The pottery shop was quite cool as well. It was under ground and we watched as one of our hosts threw a plate on a wheel. The painting and detail work that goes into some of the pottery was mind boggling...so much so that Amy had to have a piece of the Hittite pottery!

We had an interesting experience at one of the scenic view-points. A few of us walked past the end of the vendor booths to a particularly nice viewing area. We could see a number of homes carved into various formations, both near and far. A local man hustled up to us, gesturing to one of the nearby ones, and saying, 'Turkish house! Turkish house!' He motioned for all of us to follow him, but the others warily headed back to the bus. The two of us said, 'Why not?' and followed him in. He spoke very little English, but Nathan was able to communicate a little bit in Turkish. He showed us the living area, which was beautifully decorated with carpets on the floor and the walls, and he brought out a stringed instrument called a saz, or bağlama, and played a song for us. He showed us the kitchen, which had the original fire pit but was also wired with a fridge and a stove. We thought we were short on time but we gave him a few lira for his time and snapped a couple pictures with him. Before heading back to the bus, we took a self-timed group photo. As the light flashed on Nathan's camera while the timer counted down, the man made us laugh by showing off some of his limited English: "Tick, tock, tick, tock. Cheeeeeese!" After we sprinted back to the bus to make the 3PM meeting time, Amy showed Metin the movie she made of the man playing the saz, and he said, 'Everyone in Turkey plays music.' Ah, well. We enjoyed it.

Finally, we went to a whirling derviş sema (ceremony). It was not as dramatic as we thought it might be, but it was still interesting.

Known to the west as Whirling Dervishes, the Mevlevi Order was founded by Mevlana Rumi in the 13th century. The Order wrote of tolerance, forgiveness, love, and enlightenment. They are not theatrical spectacles but sacred rituals. The ritual, known as the sema, is a serious religious ritual performed by Muslim priests in a prayer trance to Allah. Mevlevi believed that during the sema the soul was released from earthly ties, and able to freely commune with the divine.

Dervish means "doorway" and is thought to be an entrance from this material world to the spiritual, heavenly world. The Whirling Dervishes played an important part in the evolution of Ottoman high culture. From the fourteenth to the twentieth century, their impact on classical poetry, calligraphy and visual arts was profound. Rumi and his followers integrated music into their rituals as an article of faith.

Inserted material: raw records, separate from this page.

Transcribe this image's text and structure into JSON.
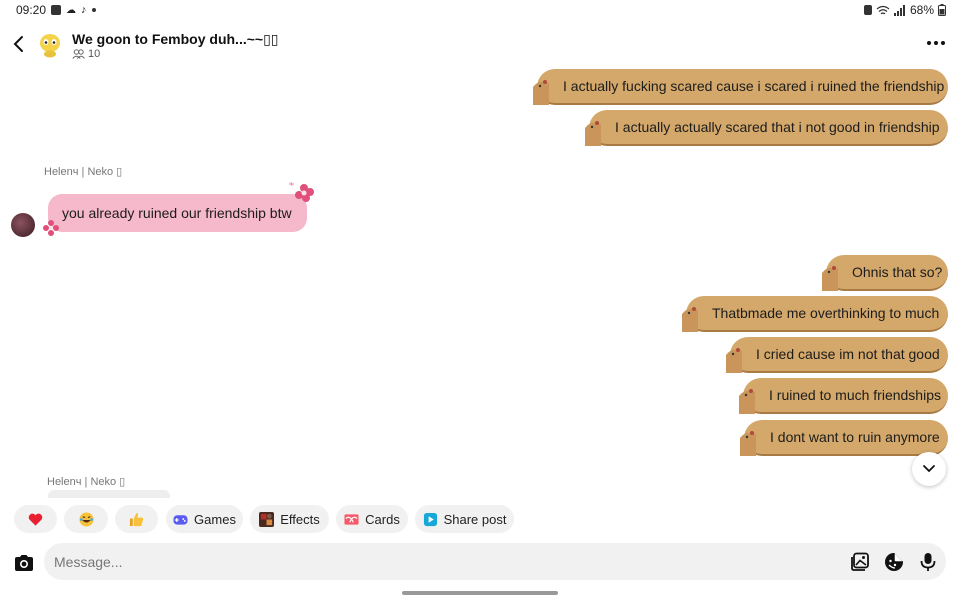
{
  "status_bar": {
    "time": "09:20",
    "battery": "68%"
  },
  "header": {
    "title": "We goon to Femboy duh...~~▯▯",
    "member_count": "10"
  },
  "messages": {
    "out_1": "I actually fucking scared cause i scared i ruined the friendship",
    "out_2": "I actually actually scared that i not good in friendship",
    "sender_1": "Helenч | Neko ▯",
    "in_1": "you already ruined our friendship btw",
    "out_3": "Ohnis that so?",
    "out_4": "Thatbmade me overthinking to much",
    "out_5": "I cried cause im not that good",
    "out_6": "I ruined to much friendships",
    "out_7": "I dont want to ruin anymore",
    "sender_2": "Helenч | Neko ▯"
  },
  "quick_actions": {
    "games": "Games",
    "effects": "Effects",
    "cards": "Cards",
    "share_post": "Share post"
  },
  "composer": {
    "placeholder": "Message..."
  },
  "colors": {
    "outgoing_bubble": "#d4a86a",
    "incoming_bubble": "#f6b8cb",
    "chip_bg": "#f1f1f2"
  },
  "icons": [
    "back-arrow-icon",
    "group-avatar-icon",
    "members-icon",
    "more-icon",
    "heart-icon",
    "laugh-emoji-icon",
    "thumbs-up-icon",
    "games-icon",
    "effects-icon",
    "cards-icon",
    "share-post-icon",
    "camera-icon",
    "gallery-icon",
    "sticker-icon",
    "mic-icon",
    "chevron-down-icon"
  ]
}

The first part of the ceremony is The Sema, which represents a spiritual journey; the seeker's turning toward God and truth, a maturing through love, the transformation of self as a way of union with God, and the return to life as the servant of all creation. The Semazen (with a camel's-felt hat representing a tombstone of the ego; and a wide, white skirt symbolizing the ego's shroud), upon removing his black cloak, is spiritually reborn to Truth. The semazens stand with their arms crossed, ready to begin their turn. Each rotation takes them past the sheikh. This is the place of Mevlana Rumi, and the sheikh is understood to be a channel for the divine grace. At the start of each of the four movements of the ceremony, the semazens bow to each other honoring the spirit within. As their arms unfold, the right hand opens upward to receive God's grace. The left hand is turned towards the earth in the gesture of bestowal. Fix-footed, the Semazen provides a point of contact with this earth through which the divine blessings can flow. After the sema, verses from the Koran are read, the men put their black cloaks back on and leave.

The music was, of course, mesmerizing, and the man who was singing had a beautiful voice. Nathan had a lot of trouble staying awake during the sema along with some others, but was still glad he went.

All in all it was a long but wildly great day.